Example Implementation

See the following reference implementations:

  • Supervisor: multi_agents/platform_engineer/protocol_bindings/a2a/
  • Sub-Agent: agents/github/agent_github/protocol_bindings/a2a_server/
  • Sub-Agent: agents/argocd/agent_argocd/protocol_bindings/a2a_server/
  • Sub-Agent: agents/slack/agent_slack/protocol_bindings/a2a_server/
  • Sub-Agent: agents/pagerduty/agent_pagerduty/protocol_bindings/a2a_server/
  • Sub-Agent: agents/jira/agent_jira/protocol_bindings/a2a_server/
  • Sub-Agent: agents/komodor/agent_komodor/protocol_bindings/a2a_server/
  • Sub-Agent: agents/webex/agent_webex/protocol_bindings/a2a_server/
  • Sub-Agent: agents/backstage/agent_backstage/protocol_bindings/a2a_server/

File Checklist

For each agent, verify these files are updated:

  • __main__.py or main.py: disable_a2a_tracing() added
  • agent.py: @trace_agent_stream decorator, TracingManager, trace_id parameter
  • agent_executor.py: extract_trace_id_from_context, appropriate trace_id handling
  • Dockerfile: poetry lock added (if separate Docker build)
  • a2a_remote_agent_connect.py: trace_id propagation (supervisors only)
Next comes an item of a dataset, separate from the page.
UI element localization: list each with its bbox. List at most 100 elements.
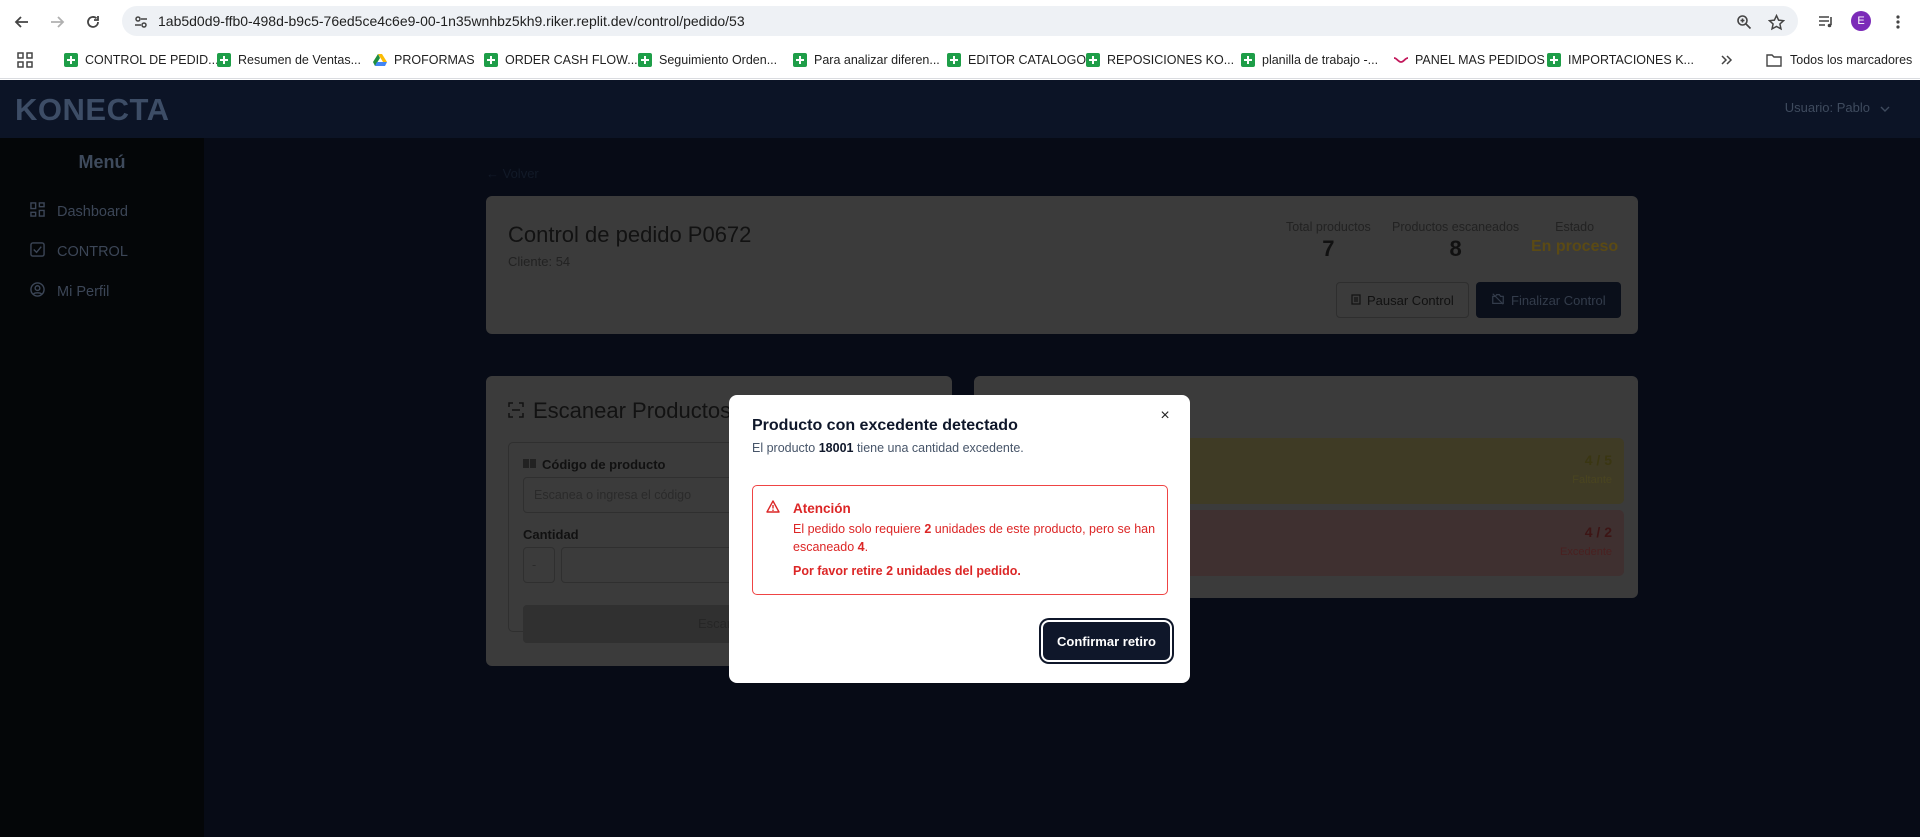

Post-Implementation: Build and Test

After completing all tracing implementation steps above, build and test the agent:

1. Build the Agent

# Build the specific agent you just updated
docker compose -f docker-compose.dev.yaml --profile build-tracing build agent-[AGENT_NAME]-build

# Example for ArgoCD:
docker compose -f docker-compose.dev.yaml --profile build-tracing build agent-argocd-build

2. Test the Build

# Run the agent to verify it starts correctly
docker compose -f docker-compose.dev.yaml --profile build-tracing up agent-[AGENT_NAME]-build

# Check logs for tracing initialization
docker logs [container_name] | grep -i trace

3. Verify Implementation

  • Agent starts without errors
  • No import errors related to cnoe-agent-utils
  • TracingManager initializes properly
  • A2A tracing is disabled successfully

Building and Testing

Build Individual Agent

# Build specific agent using docker compose with tracing profile
docker compose -f docker-compose.dev.yaml --profile build-tracing build agent-github-build
docker compose -f docker-compose.dev.yaml --profile build-tracing build agent-argocd-build
docker compose -f docker-compose.dev.yaml --profile build-tracing build agent-slack-build
docker compose -f docker-compose.dev.yaml --profile build-tracing build agent-confluence-build
docker compose -f docker-compose.dev.yaml --profile build-tracing build agent-jira-build
docker compose -f docker-compose.dev.yaml --profile build-tracing build agent-pagerduty-build
docker compose -f docker-compose.dev.yaml --profile build-tracing build agent-komodor-build
docker compose -f docker-compose.dev.yaml --profile build-tracing build agent-webex-build
docker compose -f docker-compose.dev.yaml --profile build-tracing build agent-backstage-build

Build All Agents with Tracing

# Build all agents that support tracing (9 total sub-agents)
docker compose -f docker-compose.dev.yaml --profile build-tracing build

Run Agent for Testing

# Run any built agent container
docker compose -f docker-compose.dev.yaml --profile build-tracing up agent-github-build
# Or any other agent: argocd, slack, confluence, jira, pagerduty, komodor, webex, backstage

Verify Tracing Setup

  1. Check container logs for tracing initialization messages
  2. Look for trace_id propagation logs:
    Platform Engineer Agent: Generated ROOT trace_id: abc123...
    GitHub Agent: Using trace_id from supervisor: abc123...
  3. Verify Langfuse dashboard shows traces with correct hierarchy

Troubleshooting

No Traces Appearing

  1. Check disable_a2a_tracing() is called before a2a imports
  2. Verify Langfuse configuration
  3. Check trace_id format (no dashes)

Broken Trace Hierarchy

  1. Ensure supervisors generate trace_id when root
  2. Ensure sub-agents never generate trace_id
  3. Verify A2A metadata propagation

Docker Build Failures

  1. Add RUN poetry lock before poetry install
  2. Check cnoe-agent-utils is in dependencies
  3. Verify imports are correct
  4. Git executable not found: Add git installation to Dockerfile:
    RUN apt-get update && apt-get install -y git && rm -rf /var/lib/apt/lists/*

Build Profile Issues

  • Use --profile build-tracing flag with docker compose
  • Ensure docker-compose.dev.yaml exists in project root
  • Check that agent service is defined in the compose file